Published: 3 November 2009 (GMT+10)
If anyone thinks that rocks need millions of years to form, then experiments carried out by Murdoch University (Perth, Western Australia) researchers would surely overturn that idea.
That’s because the researchers have been able, with the help of added microorganisms, to turn sand into stone rapidly.1
The researchers investigated microbes for their ability to produce a cementing agent (dubbed “biocement”) that would bind sand particles together, forming rock. The bacterium Sporosarcina pasteurii (formerly known as Bacillus pasteurii) has an enzyme that enables it, in the right circumstances, to do just that. Its urease enzyme hydrolyses urea, and when this hydrolysis occurs in a calcium-rich environment, it generates binding calcite cement (calcium carbonate) as a by-product.2
In a series of trials, the bacterium treatment altered the consistency of sand, making soft sand harder, even “changing it into a substance as hard as marble”. According to Dr Ralf Cord-Ruwisch, “The biggest block we have made so far was in a shipping container, just to prove that it can not only work in the laboratory.”1
With repeated treatment, “we found that it turns harder each time”, said Dr Cord-Ruwisch. “At the very end, it turned into something resembling marble more than sandstone.”
The results of the research have excited many people who can see that such “biocement technology” will be a great boon to construction and mining industries—not just to someone wanting “to take their sandcastle home from the beach in the form of a solid rock sculpture”.
A Dutch company sent sand samples from Holland to Murdoch University for testing. Dr Cord-Ruwisch explained that the Netherlands has a keen interest in solidifying the dikes that prevent the sea from flooding that country’s vast areas of reclaimed low-lying land.

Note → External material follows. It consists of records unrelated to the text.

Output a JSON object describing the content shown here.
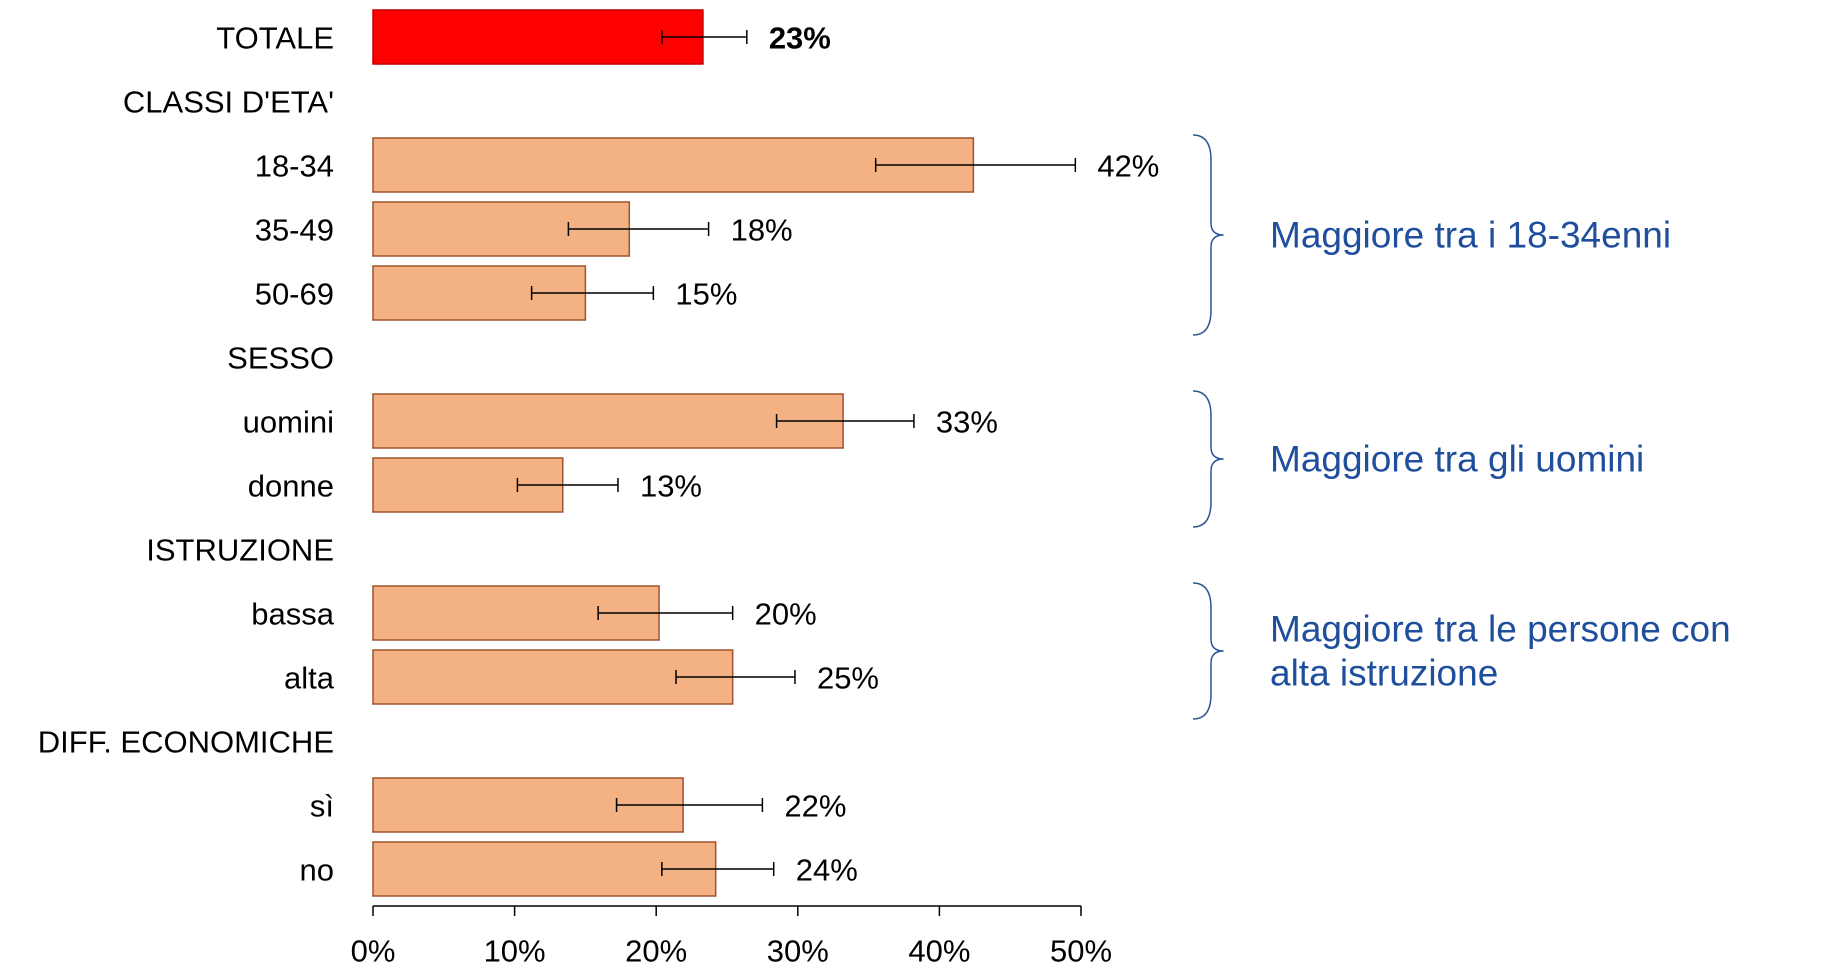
{
  "chart_data": {
    "type": "bar",
    "orientation": "horizontal",
    "title": "",
    "xlabel": "",
    "ylabel": "",
    "xlim": [
      0,
      50
    ],
    "x_ticks": [
      "0%",
      "10%",
      "20%",
      "30%",
      "40%",
      "50%"
    ],
    "grid": false,
    "rows": [
      {
        "label": "TOTALE",
        "value": 23.3,
        "error_low": 20.4,
        "error_high": 26.4,
        "value_label": "23%",
        "kind": "total"
      },
      {
        "label": "CLASSI D'ETA'",
        "kind": "group"
      },
      {
        "label": "18-34",
        "value": 42.4,
        "error_low": 35.5,
        "error_high": 49.6,
        "value_label": "42%",
        "kind": "bar"
      },
      {
        "label": "35-49",
        "value": 18.1,
        "error_low": 13.8,
        "error_high": 23.7,
        "value_label": "18%",
        "kind": "bar"
      },
      {
        "label": "50-69",
        "value": 15.0,
        "error_low": 11.2,
        "error_high": 19.8,
        "value_label": "15%",
        "kind": "bar"
      },
      {
        "label": "SESSO",
        "kind": "group"
      },
      {
        "label": "uomini",
        "value": 33.2,
        "error_low": 28.5,
        "error_high": 38.2,
        "value_label": "33%",
        "kind": "bar"
      },
      {
        "label": "donne",
        "value": 13.4,
        "error_low": 10.2,
        "error_high": 17.3,
        "value_label": "13%",
        "kind": "bar"
      },
      {
        "label": "ISTRUZIONE",
        "kind": "group"
      },
      {
        "label": "bassa",
        "value": 20.2,
        "error_low": 15.9,
        "error_high": 25.4,
        "value_label": "20%",
        "kind": "bar"
      },
      {
        "label": "alta",
        "value": 25.4,
        "error_low": 21.4,
        "error_high": 29.8,
        "value_label": "25%",
        "kind": "bar"
      },
      {
        "label": "DIFF. ECONOMICHE",
        "kind": "group"
      },
      {
        "label": "sì",
        "value": 21.9,
        "error_low": 17.2,
        "error_high": 27.5,
        "value_label": "22%",
        "kind": "bar"
      },
      {
        "label": "no",
        "value": 24.2,
        "error_low": 20.4,
        "error_high": 28.3,
        "value_label": "24%",
        "kind": "bar"
      }
    ],
    "annotations": [
      {
        "lines": [
          "Maggiore tra i 18-34enni"
        ],
        "rows": [
          "18-34",
          "50-69"
        ]
      },
      {
        "lines": [
          "Maggiore tra gli uomini"
        ],
        "rows": [
          "uomini",
          "donne"
        ]
      },
      {
        "lines": [
          "Maggiore tra le persone con",
          "alta istruzione"
        ],
        "rows": [
          "bassa",
          "alta"
        ]
      }
    ]
  },
  "colors": {
    "total_bar": "#ff0000",
    "bar_fill": "#f4b183",
    "bar_stroke": "#a0522d",
    "annotation_text": "#1f4e9c",
    "brace": "#2f5597",
    "text": "#000000"
  }
}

“Dikes would normally be made of rocks, solid stuff, but Holland is a bit like Perth in that they only have sand,” he said. “While dikes made from sand are long lasting, there are certain risks if water intrudes into the dike sand and lubricates the sand particles so they start shifting against each other. Then you can have some instability of the dikes.”1 The Dutch have been impressed by the capability of the bacteria to cement the sand samples—hard.3
Another potential application will be in the restoration of historical buildings. As Vicky Whiffin, whose PhD thesis investigated the ability of bacteria to convert sand into stone, explained, “Cement is currently used for a lot of restoration work, but water can build up behind it and cause it to crumble away. This new biological system allows the water to leach out, which makes it a more secure option than concrete for mending heritage structures.”3
However, probably the major practical application for the biocementation technique will be in mining. “It doesn’t need oxygenation,” Cord-Ruwisch explained. “In theory we could solidify the sea bed before drilling for oil. We could also drill tunnels in the sand, we could make the sand harder so it doesn’t cave in.”1
The take-home message from all this? In the global Flood of Noah’s day (about 4,500 years ago), there would have been lots of microbes “floating around” and buried in sand in low-oxygen conditions, just right for them to release cementing agents into the surrounding sediment. Little wonder then we see as a legacy of that watery event, lots of beautifully preserved creatures (fossils) in layers upon layers of rock-hard sediment!
- Calvo, S., Scientists turn sand to stone, Science Alert, sciencealert.com.au/news/20090705-19095.html, 7 May 2009. Return to text.
- Whiffin, V., Microbial CaCO3precipitation for the production of biocement, PhD thesis, 2004—Abstract viewed via Murdoch University Digital Theses Program, researchrepository.murdoch.edu.au/399, last accessed 22 October 2009. Return to text.
- Murdoch University Synergy 6(2): Winter 2002, Biocement for Sandcastles, about.murdoch.edu.au/synergy/0602/biocement.html, last accessed 22 October 2009. Return to text.